Section 4(f) is part of the Department of Transportation Act of 1966. Becoming law the same year as the NHPA, Section 4(f) was meant to reflect an effort of federal transportation policy to preserve the beauty and integrity of publicly owned parks and recreation areas, waterfowl and wildlife refuges, and historic sites considered to have national, state, or local significance.

Section 4(f) stipulated that the Federal Highway Administration (FHWA) and other Department of Transportation (DOT) agencies cannot approve the use of land from a “4(f) resource” unless there is no feasible and prudent alternative to the use of the land and the action includes all possible planning to minimize harm to the property resulting from use.

In instances where section 4(f) relates to historic resources, Section 106 of the NHPA is an integral part of the Section 4(f) process. The most important connection between the two statutes is that the Section 106 process is generally the method by which a cultural resource’s significance is determined for a federal undertaking under Section 4(f). Because of the similarities between Section 4(f) and Section 106, the relationship between the processes can be confusing. The most important difference between the two is the way each of them measures impacts to cultural resources. Section 106 is concerned with adverse effects, while Section 4(f) is concerned with use. The two terms cannot be used interchangeably.

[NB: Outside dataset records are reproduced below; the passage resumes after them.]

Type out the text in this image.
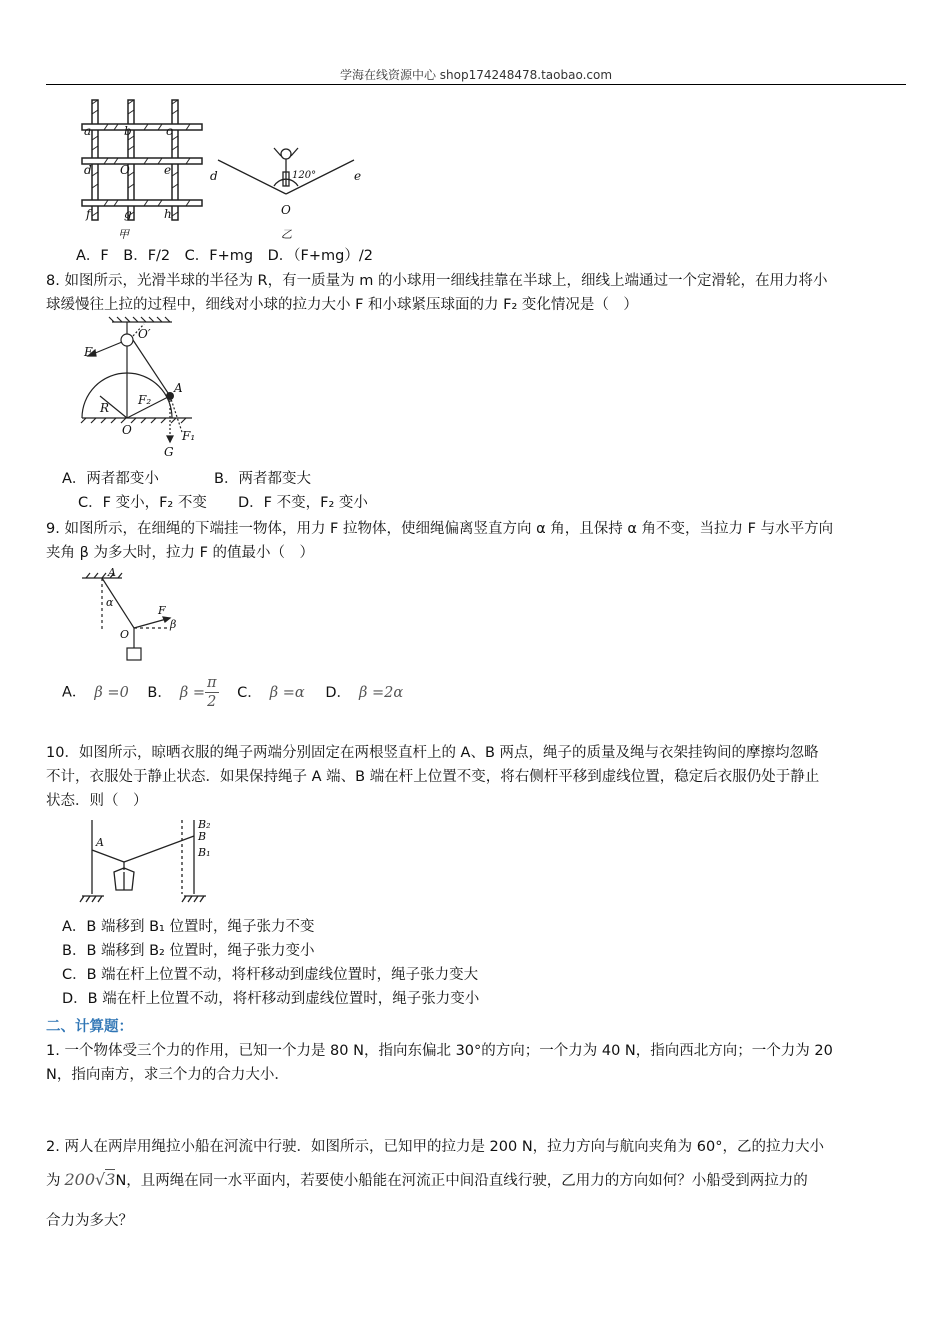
学海在线资源中心 shop174248478.taobao.com
a	b	c
d O	e
f	g	h
甲
120°
d	e
O
乙
A．F　B．F/2　C．F+mg　D．（F+mg）/2
8. 如图所示，光滑半球的半径为 R，有一质量为 m 的小球用一细线挂靠在半球上，细线上端通过一个定滑轮，在用力将小
球缓慢往上拉的过程中，细线对小球的拉力大小 F 和小球紧压球面的力 F₂ 变化情况是（　）
O′
F
A
R
F₂
O	F₁
G
A．两者都变小	B．两者都变大
C．F 变小，F₂ 不变 D．F 不变，F₂ 变小
9. 如图所示，在细绳的下端挂一物体，用力 F 拉物体，使细绳偏离竖直方向 α 角，且保持 α 角不变，当拉力 F 与水平方向
夹角 β 为多大时，拉力 F 的值最小（　）
A
α
O
F
β
A． β =0 B． $\beta = \frac{\pi}{2}$ C． β =α D． β =2α
10．如图所示，晾晒衣服的绳子两端分别固定在两根竖直杆上的 A、B 两点，绳子的质量及绳与衣架挂钩间的摩擦均忽略
不计，衣服处于静止状态．如果保持绳子 A 端、B 端在杆上位置不变，将右侧杆平移到虚线位置，稳定后衣服仍处于静止
状态．则（　）
A
B₂
B
B₁
A．B 端移到 B₁ 位置时，绳子张力不变
B．B 端移到 B₂ 位置时，绳子张力变小
C．B 端在杆上位置不动，将杆移动到虚线位置时，绳子张力变大
D．B 端在杆上位置不动，将杆移动到虚线位置时，绳子张力变小
二、计算题：
1. 一个物体受三个力的作用，已知一个力是 80 N，指向东偏北 30°的方向；一个力为 40 N，指向西北方向；一个力为 20
N，指向南方，求三个力的合力大小．
2. 两人在两岸用绳拉小船在河流中行驶．如图所示，已知甲的拉力是 200 N，拉力方向与航向夹角为 60°，乙的拉力大小
为 200√3N，且两绳在同一水平面内，若要使小船能在河流正中间沿直线行驶，乙用力的方向如何？小船受到两拉力的
合力为多大？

If a project uses a 4(f) resource—whether it is through a fee simple acquisition, a permanent or temporary easement, or constructive use, meaning that the project does not physically incorporate the property but is close enough to severely impact activities associated with it and substantially impair it in the eyes of the DOT—then these uses must be avoided, minimized or mitigated.

Section 4(f) requires that if it is “feasible and prudent” to do so, then 4(f) resources must be avoided. If no feasible and prudent avoidance alternative exists then the alternative that will cause the least harm must be selected.

Section 4(f) provides the strongest protection for historic resources of any federal law as it requires the federal agency to choose alternatives that avoid the use of historic resources if it is possible to do so.